Still on a roll (but it’s really just bitter jealousy that I’m not light of spirit just now and all of them are), I cried, “It’s Whoville back there!” I miss having fun at work (I used to).

My friend who sits across from me smirked. “I guess that makes us Mount Crumpit.” She took it from there and made signs to hang on the column that divides the two worlds…one with an arrow pointing to Whoville and the other branding our barren little section of office space. I looked high and low (actually, barely at all) for a Max, but this oldie was the closest I could find.

So I’m a Grinch. You got a problem with that? Yeah, I didn’t think so. (My upcoming days away from the office should make me a nice person again, don’t worry).

Sophie Sunday

We have a chewer. I don’t think we have a cord free of tooth marks in the entire place. I have tried just about everything I can think of to dissuade her, but nothing works. That cat just likes to gnaw, end of story.

The Christmas tree has been in jeopardy for weeks, but until recently she has saved her most passionate chewing for times when Nick and I are gone. Knowing she has the upper hand in our relationship, figuratively speaking of course, she’s no longer hiding her activities.
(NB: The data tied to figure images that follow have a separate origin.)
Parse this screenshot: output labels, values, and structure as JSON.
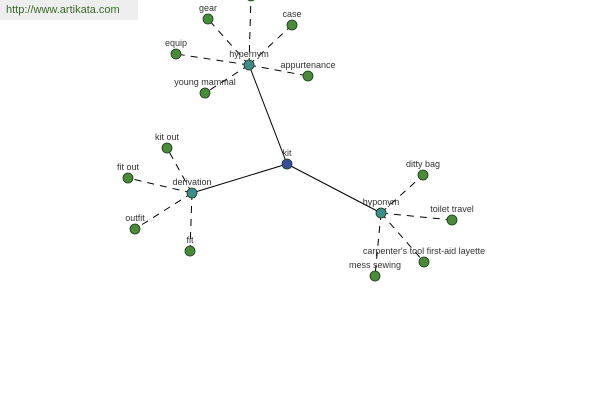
{
  "watermark": "http://www.artikata.com",
  "colors": {
    "root": "#3b4c9b",
    "relation": "#3e8c8c",
    "leaf": "#4a8a3a",
    "edge": "#000000"
  },
  "graph": {
    "root": "kit",
    "relations": [
      {
        "label": "hypernym",
        "children": [
          "",
          "gear",
          "case",
          "equip",
          "appurtenance",
          "young mammal"
        ]
      },
      {
        "label": "derivation",
        "children": [
          "kit out",
          "fit out",
          "outfit",
          "fit"
        ]
      },
      {
        "label": "hyponym",
        "children": [
          "ditty bag",
          "toilet travel",
          "carpenter's tool first-aid layette",
          "mess sewing"
        ]
      }
    ]
  }
}
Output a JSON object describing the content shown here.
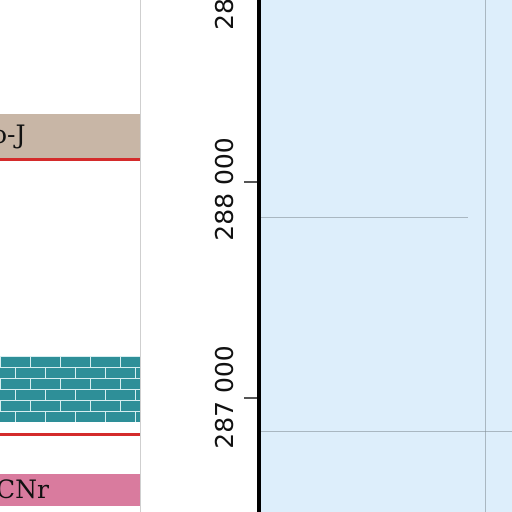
{
  "legend": {
    "items": [
      {
        "code": "o-J",
        "color": "#c8b6a6"
      },
      {
        "code": "",
        "color": "#2e8f98",
        "pattern": "brick"
      },
      {
        "code": "CNr",
        "color": "#d97b9e"
      }
    ],
    "boundary_color": "#d42b2b"
  },
  "map": {
    "background_color": "#ddeefb",
    "frame_color": "#000000",
    "grid_color": "#7e8a92"
  },
  "coordinates": {
    "northings": [
      {
        "text": "28",
        "label": "truncated-top"
      },
      {
        "text": "288 000"
      },
      {
        "text": "287 000"
      }
    ]
  }
}
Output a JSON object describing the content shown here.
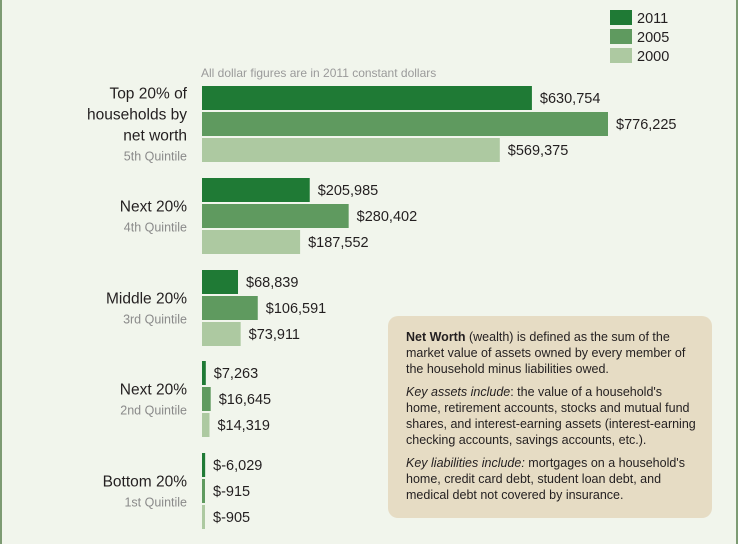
{
  "chart_data": {
    "type": "bar",
    "orientation": "horizontal",
    "subtitle": "All dollar figures are in 2011 constant dollars",
    "categories": [
      {
        "label_lines": [
          "Top 20% of",
          "households by",
          "net worth"
        ],
        "sublabel": "5th Quintile"
      },
      {
        "label_lines": [
          "Next 20%"
        ],
        "sublabel": "4th Quintile"
      },
      {
        "label_lines": [
          "Middle 20%"
        ],
        "sublabel": "3rd Quintile"
      },
      {
        "label_lines": [
          "Next 20%"
        ],
        "sublabel": "2nd Quintile"
      },
      {
        "label_lines": [
          "Bottom 20%"
        ],
        "sublabel": "1st Quintile"
      }
    ],
    "series": [
      {
        "name": "2011",
        "color": "#1f7a35",
        "values": [
          630754,
          205985,
          68839,
          7263,
          -6029
        ],
        "labels": [
          "$630,754",
          "$205,985",
          "$68,839",
          "$7,263",
          "$-6,029"
        ]
      },
      {
        "name": "2005",
        "color": "#5f9a5f",
        "values": [
          776225,
          280402,
          106591,
          16645,
          -915
        ],
        "labels": [
          "$776,225",
          "$280,402",
          "$106,591",
          "$16,645",
          "$-915"
        ]
      },
      {
        "name": "2000",
        "color": "#adc9a1",
        "values": [
          569375,
          187552,
          73911,
          14319,
          -905
        ],
        "labels": [
          "$569,375",
          "$187,552",
          "$73,911",
          "$14,319",
          "$-905"
        ]
      }
    ],
    "legend_position": "top-right",
    "xlim": [
      0,
      800000
    ]
  },
  "note": {
    "p1_bold": "Net Worth",
    "p1_rest": " (wealth) is defined as the sum of the market value of assets owned by every member of the household minus liabilities owed.",
    "p2_italic": "Key assets include",
    "p2_rest": ": the value of a household's home, retirement accounts, stocks and mutual fund shares, and interest-earning assets (interest-earning checking accounts, savings accounts, etc.).",
    "p3_italic": "Key liabilities include:",
    "p3_rest": " mortgages on a household's home, credit card debt, student loan debt, and medical debt not covered by insurance."
  }
}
Finally sick of having to be on guard and having to raise my voice, I went to my last resort: the bitter spray.

It’s a “no chew” formula that is supposed to taste just awful. The awfulness should send a message to little cat brains that chewing isn’t fun at all (because it tastes lousy, duh). I bought the spray earlier this year when I identified a risk with new wicker baskets. I hate (absolutely hate!) using it.

It’s not because I care about the poor plight of the cat. I have no sympathy for any discomfort she might experience while doing something she knows she shouldn’t be doing. It’s because when I use the spray, it somehow releases bitter particles around the entire room. Even though I didn’t chew anything, I can’t get the awful taste out of my mouth!

Meanwhile, Sophie is unaffected. She’s curious why I’m spraying things. She walks up to the tree after I douse the bottom branches and sniffs. I put my hands on my hips and watch her with an arched eyebrow, daring her to take a bite. Never breaking eye contact with me, I see her tongue inching out the side of her mouth to reach the closest branch.


But the in-your-face defiance is the least of my irritation: she’s chewing the tree more now than she was before I sprayed the so called “no chew” formula. I felt a growl in my throat as I watched her and considered washing my own mouth out with soap.

I think that some conniving cat must have the patent on that bitter spray. They always frickin’ win. Always.